Originally Posted by CampCreekTexas
Here's my humble opinion on the subject, for what it's worth: If we go by a federal list of what is invasive and noxious, we won't be doing that much good.
I've been a terrestrial gardener for years and have seen this same question come up on plant trading forums again and again. The problem is our country is so vast and varied that what's invasive in one area isn't in another. To make sure they list ALL invasives, the list would include just about every plant we grow regularly except for true natives. They did kick around an idea to try that years ago ~ Google up "White list". They soon found out that wouldn't really be practical and would just about be impossible. The list they have now isn't really practical either, or accurate across the country. States even have trouble with coming up with an accurate list of all noxious weeds.
For instance, regular water hyacinth is one of the plants listed as illegal in my state, but I can't keep it alive for the life of me, even with a greenhouse to keep it in in winter. It's illegal in my state because it can get out of hand way down south along the coast, so rather than make it illegal just in that area and have to list the counties, they made it illegal all over the state, including up here where I am in Central Texas despite it having very little chance of surviving much less thriving and becoming a problem. Same with some of the salvinia species and others on the state list.
The same thing holds true for the federal list ~ some will be invasive in temperate areas such as Florida, while those same ones won't even last overnight in an Oklahoma winter. From the list above, azolla, sagittaria, and ipomoea are three more that won't even last through one of my mild Central Texas winters, atleast not in the sheltered valley I live in.
Then there are the truly noxious weeds that aren't on the list, but are noxious just about everywhere I've ever heard of them being grown. Kudzu and Johnson grass are two of those ~ yet they're not on the federal list (atleast they weren't last time I checked, a few years ago). A funny note is that the federal government is the entire reason they're here ~ they planted them on purpose long ago for soil erosion control, not realizing the consequences. A few others that aren't on the federal list, but are invasive in more places than plants that are on the list ~ China Berry trees, mimosa trees, taro, wax leaf ligustrum, butterfly bushes, blue fescue grass, and bermuda grass. Next time y'all go to your local Home Depot or Super Wal Mart, check how many of those are being sold in their garden centers. I'd bet my ranch half of them will be there.

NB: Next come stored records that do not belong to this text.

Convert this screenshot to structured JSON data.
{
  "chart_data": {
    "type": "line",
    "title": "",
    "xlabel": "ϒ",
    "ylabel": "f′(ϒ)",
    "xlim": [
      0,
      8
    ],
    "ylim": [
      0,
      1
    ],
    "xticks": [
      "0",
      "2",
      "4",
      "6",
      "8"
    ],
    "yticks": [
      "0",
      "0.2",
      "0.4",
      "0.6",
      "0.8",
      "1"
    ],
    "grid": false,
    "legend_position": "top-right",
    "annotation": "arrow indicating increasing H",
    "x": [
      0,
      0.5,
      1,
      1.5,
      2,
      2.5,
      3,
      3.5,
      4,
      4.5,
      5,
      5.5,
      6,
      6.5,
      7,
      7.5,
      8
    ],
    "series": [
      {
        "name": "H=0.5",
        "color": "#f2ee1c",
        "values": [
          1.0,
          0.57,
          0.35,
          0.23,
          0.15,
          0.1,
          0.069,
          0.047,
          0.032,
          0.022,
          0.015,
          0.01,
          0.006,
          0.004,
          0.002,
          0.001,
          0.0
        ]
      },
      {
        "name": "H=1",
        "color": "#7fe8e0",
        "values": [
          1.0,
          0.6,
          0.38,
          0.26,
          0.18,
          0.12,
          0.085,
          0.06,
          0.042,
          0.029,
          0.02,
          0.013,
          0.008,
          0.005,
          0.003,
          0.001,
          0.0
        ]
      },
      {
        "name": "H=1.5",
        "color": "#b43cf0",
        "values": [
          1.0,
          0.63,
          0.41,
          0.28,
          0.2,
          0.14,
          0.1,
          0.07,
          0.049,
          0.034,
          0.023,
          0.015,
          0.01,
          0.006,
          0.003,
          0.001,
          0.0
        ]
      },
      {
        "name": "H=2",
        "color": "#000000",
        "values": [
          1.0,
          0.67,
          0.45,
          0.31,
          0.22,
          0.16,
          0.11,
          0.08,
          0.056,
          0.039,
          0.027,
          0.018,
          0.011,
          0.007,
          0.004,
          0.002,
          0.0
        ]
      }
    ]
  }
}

What I'm saying, again, is that if we go by a federal list of what is invasive and noxious, we won't be really doing that much good. Yes, it's VERY good to know what you have and treat it responsibly. Most definitely!! But I believe we should do that with EVERY single plant and animal we keep, not just the ones on a noxious weed list. Many plants and animals we keep haven't been around long enough for anyone to know if they're invasive or not. It takes time to find that out. So if we don't put our faith in any list, but instead simply act responsibly with EVERYTHING we keep, we won't be the ones that unknowingly cause an ecological disaster.
True... This list is provided as a resource. As I stated what you do is up to you. Some states allow you to have some of these species without fine. Possession alone doesn't always break the law. Interstate shipping does however which is why I posted it. I do not wish for anyone to be fined or imprisioned for shipping a prohibited plant and knowledge is always a good thing.